# Unhappy Liberty



## flufflvr (Mar 20, 2010)

My bichon Cosita injured her back and is on crate rest for 4-6 weeks. Needless to say, it hasn't been a lot of fun for any of us, though it's been a lot better than I thought it would be. Poor Liberty though just doesn't understand why her playmate/snuggler/partner in crime/bosswoman is stuck in there 24/7. She also doesn't understand why Cosita gets all these timefillers (long-lasting treats) and she doesn't. I'd love to give them to her, but they give her diarrhea. Kongs just don't last as long! Today she was watching Cosita chew her bully stick, and I told her for the umpteenth time, "I'm so sorry sweety, but Cosita hurt her back, and she has to be in that crate for a long, long time! Aren't you glad you don't have to be stuck in your crate for so long?" She looked at me and crated herself.


----------



## Fluffyspoos (Aug 11, 2009)

Aww, poor Libby  we'll have to take her for a poodle hike soon to cheer her up.


----------



## schnauzerpoodle (Apr 21, 2010)

aww… i wish cosita a speedy recovery and i feel sorry for liberty too - it's hard to not be able to play w/ her playmate and seeing her getting all the treats is definitely a torture!!


----------



## fjm (Jun 4, 2010)

Poor dogs - but clever poodle! Hope Cosita geta better quickly, and they can get back to their happy life of fun and games together.


----------



## FozziesMom (Jun 23, 2010)

Best wishes for Cosita's speedy recovery! 

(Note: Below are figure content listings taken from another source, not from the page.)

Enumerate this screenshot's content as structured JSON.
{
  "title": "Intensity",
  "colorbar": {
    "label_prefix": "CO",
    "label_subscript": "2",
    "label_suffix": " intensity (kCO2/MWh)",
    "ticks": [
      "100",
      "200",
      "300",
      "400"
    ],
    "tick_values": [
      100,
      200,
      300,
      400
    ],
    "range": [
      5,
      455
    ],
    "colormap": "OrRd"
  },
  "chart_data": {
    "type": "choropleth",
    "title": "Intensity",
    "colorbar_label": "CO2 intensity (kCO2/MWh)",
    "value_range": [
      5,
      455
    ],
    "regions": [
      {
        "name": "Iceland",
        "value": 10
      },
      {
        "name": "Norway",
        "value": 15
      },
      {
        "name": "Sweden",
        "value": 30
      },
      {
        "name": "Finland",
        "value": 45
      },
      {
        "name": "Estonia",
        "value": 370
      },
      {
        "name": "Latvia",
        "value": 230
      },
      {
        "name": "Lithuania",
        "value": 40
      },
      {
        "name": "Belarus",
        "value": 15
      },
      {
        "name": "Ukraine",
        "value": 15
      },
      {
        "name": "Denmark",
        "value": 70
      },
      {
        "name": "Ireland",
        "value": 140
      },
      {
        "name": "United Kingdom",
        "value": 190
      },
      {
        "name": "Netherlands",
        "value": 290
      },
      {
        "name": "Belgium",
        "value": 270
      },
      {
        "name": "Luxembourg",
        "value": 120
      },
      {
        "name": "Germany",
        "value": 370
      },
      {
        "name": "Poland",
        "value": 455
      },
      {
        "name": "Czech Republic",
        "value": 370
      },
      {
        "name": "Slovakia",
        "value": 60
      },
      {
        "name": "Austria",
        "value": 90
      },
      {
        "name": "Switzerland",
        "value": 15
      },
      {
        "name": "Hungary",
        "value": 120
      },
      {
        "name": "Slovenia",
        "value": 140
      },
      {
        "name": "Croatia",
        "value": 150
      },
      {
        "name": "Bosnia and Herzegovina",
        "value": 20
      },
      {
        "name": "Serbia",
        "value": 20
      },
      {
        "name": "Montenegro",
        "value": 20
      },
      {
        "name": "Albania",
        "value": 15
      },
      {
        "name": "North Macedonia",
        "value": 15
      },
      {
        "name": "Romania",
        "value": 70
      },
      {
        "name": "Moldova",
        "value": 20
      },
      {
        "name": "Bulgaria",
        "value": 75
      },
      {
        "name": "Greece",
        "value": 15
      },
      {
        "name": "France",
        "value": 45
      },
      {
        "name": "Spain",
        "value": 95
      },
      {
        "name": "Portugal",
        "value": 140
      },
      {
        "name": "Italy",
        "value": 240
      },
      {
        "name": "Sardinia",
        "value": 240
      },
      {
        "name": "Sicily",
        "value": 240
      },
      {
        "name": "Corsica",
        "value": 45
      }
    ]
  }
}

(But I have to tell you the story of Liberty crating herself in sympathy/solidarity, even if only to beg for a bully stick, was a first class display of poodle AWESOME)


----------



## Beach girl (Aug 5, 2010)

Laughing and agreeing with that last post! Poodles are SO smart!!


----------



## partial2poodles (Feb 11, 2010)

Liberty is such a martyr, she will lanquish in prison and eat nothing but bread and water if it means she will get a bully stick. Prison life is tough, but I will do whatever it takes!


----------



## FozziesMom (Jun 23, 2010)

we should have a sticky thread about poodle awesome where people will share stories like this


----------



## flufflvr (Mar 20, 2010)

Cosita really does usually take the lead, and Liberty typically follows. Without her leader she seems kind of lost. We're 6 days into this, and even when Cosita doesn't have bully sticks or anything, Liberty has spent a lot of time either laying on the floor beside Cosita in her crate, or in her own crate, just kind of watching her. It's almost like, "If Cosita has to be incarcerated, so must I." I feel really bad for her, but besides giving her a lot of attention and loves, I'm not sure how to help her feel better about it. Then again, I understand completely, and I still feel crappy about it, so what can I expect? 22 more days to go.


----------



## ArreauStandardPoodle (Sep 1, 2009)

Wishing Cosita a very speedy recovery. And Liberty.....what a doll!!!


----------



## Pearlsmum (Jun 6, 2010)

Poor babies, hope she gets well soon and back to her boss self.


----------



## neVar (Dec 25, 2009)

poor baby  Liberty is so sweet in those pictures ....


----------



## apoodleaday (Feb 22, 2010)

I'm very sorry about Cosita  I hope she feels better quickly!! 
Maybe a poodle hike or a trip to Wheeler Farm will help Libby. Maybe she just needs me to hand feed her some treats out of my pocket 
Good Luck!


----------



## SnorPuddel (Jul 8, 2010)

That is so adorable, poodles are the best !
Sure hope that Cosita has a speedy recovery. I once had to crate my kitty for 6 weeks when he had an external fixator on.


----------



## bigpoodleperson (Jul 14, 2009)

Awww! Poor Costia! I hope she feels better soon!! Riley has really bad back flair ups sometimes. He has started to crate himself too during my lunch. I feed him, let him out, play with him then eat my lunch. I find him in his crate sleeping as he knows he has to go back in there when i leave! 

Perhaps Liberty would like a nice walk instead of a bully stick? Silly girl!


----------



## Pamela (Sep 9, 2008)

so cute!


----------